Charts: The Worst Long-Term Unemployment Crisis Since the Depression
Officially, the Great Recession of 2007 ended in June 2009. Yet the economic downturn remains in full effect for millions of Americans, particularly the nearly 40 percent of the unemployed who have been looking for work for six months or more.
In less than a week, emergency federal unemployment benefits for 1.3 million of these jobless Americans are set to run out. Proponents of ending the benefits argue that the economy is expanding and that the benefits prevent people from finding work. "You get out of a recession by encouraging employment not encouraging unemployment," according to Sen. Rand Paul (R-Ky.), who opposes extending benefits. However, the data shows that while corporate America has bounced back, it is not restoring all the jobs it shed when the economy tanked five years ago.
Currently, nearly 11 million Americans are unemployed. The unemployment rate stands at 7 percent. Both of those stats are improvements from a little more than four years ago, when the post-recession jobless rate peaked at 10 percent and more than 15 million people were out of work.
However, there currently are more than 4 million Americans who have been unemployed for six months or longer. Not since the Great Depression has the United States experienced such massive and persistent long-term unemployment.
Overall, the long-term unemployed (those with out a job for six months or longer) make up nearly 40 percent of all the jobless.
Long-term unemployment has not affected all Americans evenly. African-Americans and the poor make up 23 percent and 34 percent of the ranks of the long-term unemployed, respectively.
For many people, going without work for more than six months can kick off a vicious cycle or financial and personal crises that may take years to break out of.
While the unemployment rate is steadily falling, hiring has not recovered as quickly as it did during the three most recent previous recessions.
Currently, there are about three people looking for work for every job opening. Compare this to 2007, when "job seekers ratio" was nearly half that.

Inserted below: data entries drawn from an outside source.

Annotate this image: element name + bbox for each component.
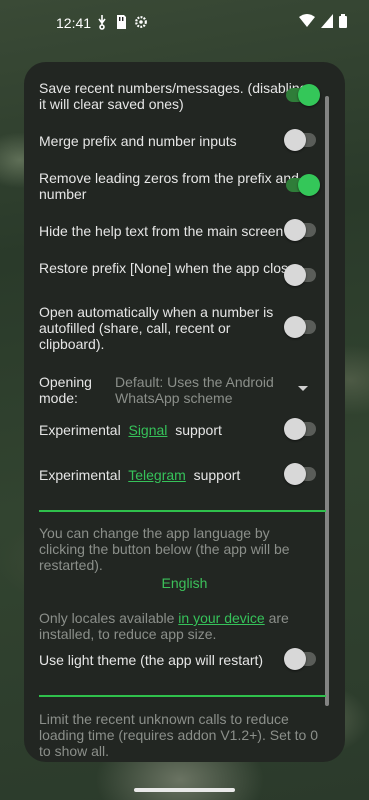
experimental-label: Experimental [39, 467, 121, 483]
toggle-knob [284, 129, 306, 151]
toggle-knob [284, 316, 306, 338]
setting-open-auto-label: Open automatically when a number is auto… [39, 304, 274, 352]
wifi-icon [299, 14, 315, 27]
locales-note-prefix: Only locales available [39, 610, 175, 626]
toggle-knob [298, 174, 320, 196]
support-label: support [175, 422, 222, 438]
setting-remove-zeros-label: Remove leading zeros from the prefix and… [39, 170, 299, 202]
gesture-nav-bar[interactable] [134, 788, 235, 792]
setting-save-recent-label: Save recent numbers/messages. (disabling… [39, 80, 308, 112]
toggle-remove-zeros[interactable] [286, 174, 320, 196]
toggle-light-theme[interactable] [284, 648, 316, 670]
experimental-label: Experimental [39, 422, 121, 438]
locales-note: Only locales available in your device ar… [39, 610, 314, 642]
scrollbar[interactable] [325, 96, 329, 706]
toggle-knob [298, 84, 320, 106]
in-your-device-link[interactable]: in your device [178, 610, 264, 626]
language-button[interactable]: English [24, 575, 345, 591]
light-theme-label: Use light theme (the app will restart) [39, 652, 264, 668]
settings-gear-icon [135, 16, 147, 28]
setting-merge-prefix-label: Merge prefix and number inputs [39, 133, 237, 149]
status-time: 12:41 [56, 15, 92, 31]
status-bar: 12:41 [0, 0, 369, 46]
dropdown-arrow-icon[interactable] [298, 386, 308, 391]
language-help-text: You can change the app language by click… [39, 525, 290, 573]
toggle-knob [284, 648, 306, 670]
settings-panel: Save recent numbers/messages. (disabling… [24, 62, 345, 762]
toggle-knob [284, 264, 306, 286]
section-divider [39, 510, 326, 512]
setting-restore-prefix-label: Restore prefix [None] when the app close… [39, 260, 307, 276]
opening-mode-select[interactable]: Default: Uses the Android WhatsApp schem… [115, 374, 285, 406]
toggle-hide-help[interactable] [284, 219, 316, 241]
setting-hide-help-label: Hide the help text from the main screen [39, 223, 284, 239]
toggle-knob [284, 418, 306, 440]
experimental-telegram-row: Experimental Telegram support [39, 467, 309, 483]
toggle-restore-prefix[interactable] [284, 264, 316, 286]
usb-debug-icon [98, 15, 106, 30]
toggle-telegram[interactable] [284, 463, 316, 485]
toggle-open-auto[interactable] [284, 316, 316, 338]
battery-icon [339, 14, 347, 28]
toggle-knob [284, 463, 306, 485]
section-divider [39, 695, 326, 697]
toggle-signal[interactable] [284, 418, 316, 440]
cell-signal-icon [321, 14, 333, 28]
toggle-knob [284, 219, 306, 241]
recent-calls-help-text: Limit the recent unknown calls to reduce… [39, 711, 319, 759]
support-label: support [193, 467, 241, 483]
toggle-save-recent[interactable] [286, 84, 320, 106]
toggle-merge-prefix[interactable] [284, 129, 316, 151]
sd-card-icon [117, 15, 126, 29]
telegram-link[interactable]: Telegram [128, 467, 186, 483]
experimental-signal-row: Experimental Signal support [39, 422, 309, 438]
opening-mode-label: Opening mode: [39, 374, 92, 406]
signal-link[interactable]: Signal [128, 422, 167, 438]
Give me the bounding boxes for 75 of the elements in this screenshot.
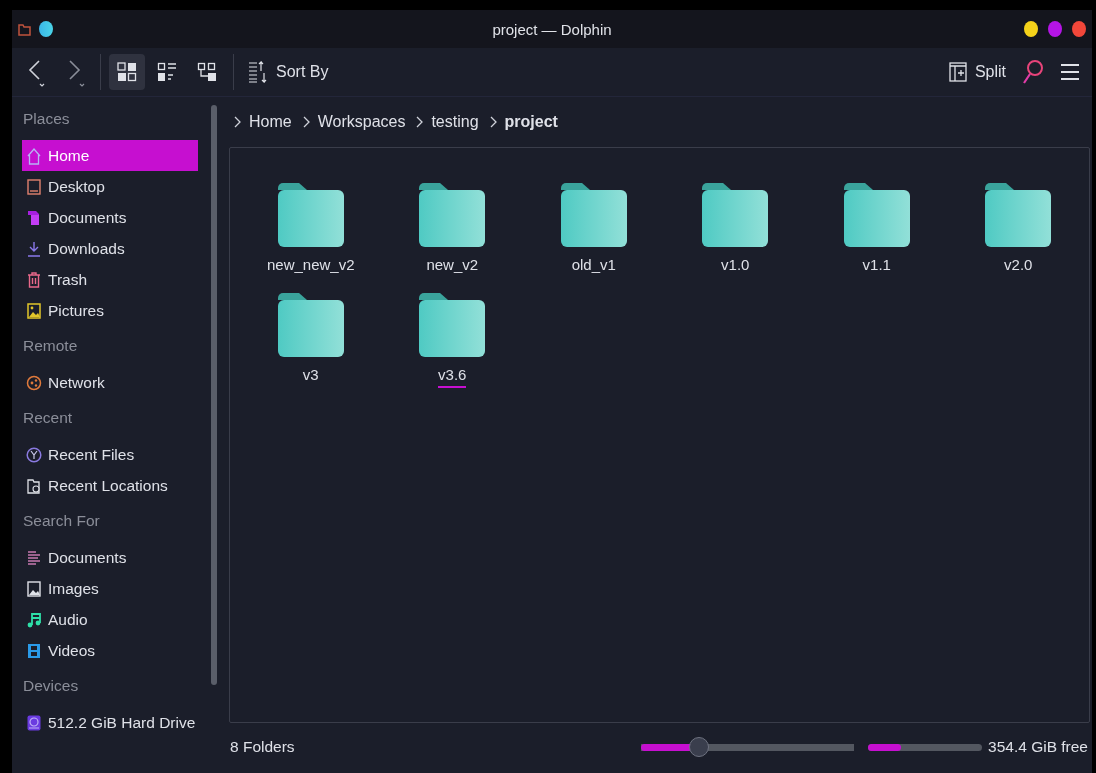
sidebar-item[interactable]: Videos xyxy=(22,635,199,666)
section-heading: Search For xyxy=(22,511,101,531)
chevron-icon xyxy=(233,116,241,128)
sort-icon xyxy=(248,61,268,83)
folder-name[interactable]: v3 xyxy=(302,366,319,388)
chevron-icon xyxy=(415,116,424,128)
scrollbar[interactable] xyxy=(211,105,218,685)
search-icon xyxy=(1022,59,1044,85)
sidebar-item[interactable]: Desktop xyxy=(22,171,199,202)
sidebar-item[interactable]: Pictures xyxy=(22,295,199,326)
folder-name[interactable]: new_v2 xyxy=(426,256,479,278)
sidebar-item[interactable]: Recent Files xyxy=(22,439,199,470)
sidebar-item[interactable]: Home xyxy=(22,140,199,171)
folder-icon[interactable] xyxy=(984,182,1053,248)
folder-icon[interactable] xyxy=(418,182,487,248)
folder-name[interactable]: v3.6 xyxy=(438,366,467,388)
section-heading: Remote xyxy=(22,336,79,356)
free-space: 354.4 GiB free xyxy=(988,738,1088,756)
window-title: project — Dolphin xyxy=(492,20,612,38)
chevron-icon xyxy=(301,116,310,128)
breadcrumb-item[interactable]: Home xyxy=(249,113,292,131)
folder-name[interactable]: v2.0 xyxy=(1004,256,1033,278)
sidebar-item[interactable]: 512.2 GiB Hard Drive xyxy=(22,707,199,738)
maximize-button[interactable] xyxy=(1048,21,1062,37)
sidebar-item[interactable]: Documents xyxy=(22,542,199,573)
section-heading: Recent xyxy=(22,408,74,428)
tree-icon xyxy=(197,62,217,82)
breadcrumb-item[interactable]: testing xyxy=(431,113,479,131)
list-icon xyxy=(157,62,177,82)
folder-icon[interactable] xyxy=(418,292,487,358)
sidebar-item[interactable]: Images xyxy=(22,573,199,604)
chevron-icon xyxy=(488,116,497,128)
folder-icon[interactable] xyxy=(276,182,345,248)
home-icon xyxy=(26,146,42,165)
section-heading: Devices xyxy=(22,676,80,696)
breadcrumb-item[interactable]: project xyxy=(504,113,558,131)
folder-count: 8 Folders xyxy=(229,738,295,756)
folder-name[interactable]: new_new_v2 xyxy=(266,256,355,278)
split-icon xyxy=(948,62,967,82)
sidebar-item[interactable]: Recent Locations xyxy=(22,470,199,501)
pictures-icon xyxy=(26,301,42,320)
sidebar-item[interactable]: Downloads xyxy=(22,233,199,264)
breadcrumb-item[interactable]: Workspaces xyxy=(317,113,406,131)
slider-handle[interactable] xyxy=(688,737,709,757)
folder-icon xyxy=(18,22,31,36)
minimize-button[interactable] xyxy=(1024,21,1038,37)
menu-icon xyxy=(1060,63,1080,81)
section-heading: Places xyxy=(22,109,71,129)
folder-icon[interactable] xyxy=(842,182,911,248)
video-icon xyxy=(26,641,42,660)
folder-icon[interactable] xyxy=(276,292,345,358)
folder-name[interactable]: v1.0 xyxy=(721,256,750,278)
trash-icon xyxy=(26,270,42,289)
sidebar-item[interactable]: Network xyxy=(22,367,199,398)
audio-icon xyxy=(26,610,42,629)
desktop-icon xyxy=(26,177,42,196)
sort-by-button[interactable]: Sort By xyxy=(242,54,335,90)
folder-name[interactable]: v1.1 xyxy=(862,256,891,278)
folder-icon[interactable] xyxy=(559,182,628,248)
drive-icon xyxy=(26,713,42,732)
folder-name[interactable]: old_v1 xyxy=(571,256,616,278)
grid-icon xyxy=(117,62,137,82)
docs-icon xyxy=(26,208,42,227)
split-button[interactable]: Split xyxy=(942,54,1012,90)
download-icon xyxy=(26,239,42,258)
image-icon xyxy=(26,579,42,598)
lines-icon xyxy=(26,548,42,567)
sidebar-item[interactable]: Trash xyxy=(22,264,199,295)
folder-icon[interactable] xyxy=(701,182,770,248)
close-button[interactable] xyxy=(1072,21,1086,37)
sidebar-item[interactable]: Audio xyxy=(22,604,199,635)
sidebar-item[interactable]: Documents xyxy=(22,202,199,233)
network-icon xyxy=(26,373,42,392)
icons-view-button[interactable] xyxy=(109,54,145,90)
circle-icon[interactable] xyxy=(39,21,53,37)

The ratio varies widely across industries, but even in the most applicant-friendly industry, insurance and finance, has 30 percent more seekers than positions.
Meanwhile, corporate America has regained the financial ground it lost during the Great Recession. Real corporate profits after taxes have grown 30 percent since 2007, while the number of jobs is still below its pre-recession level.
And the price of continuing long-term unemployment isn't just borne by the jobless and their families. It's dragging down the entire economy—to the tune of $1 trillion a year.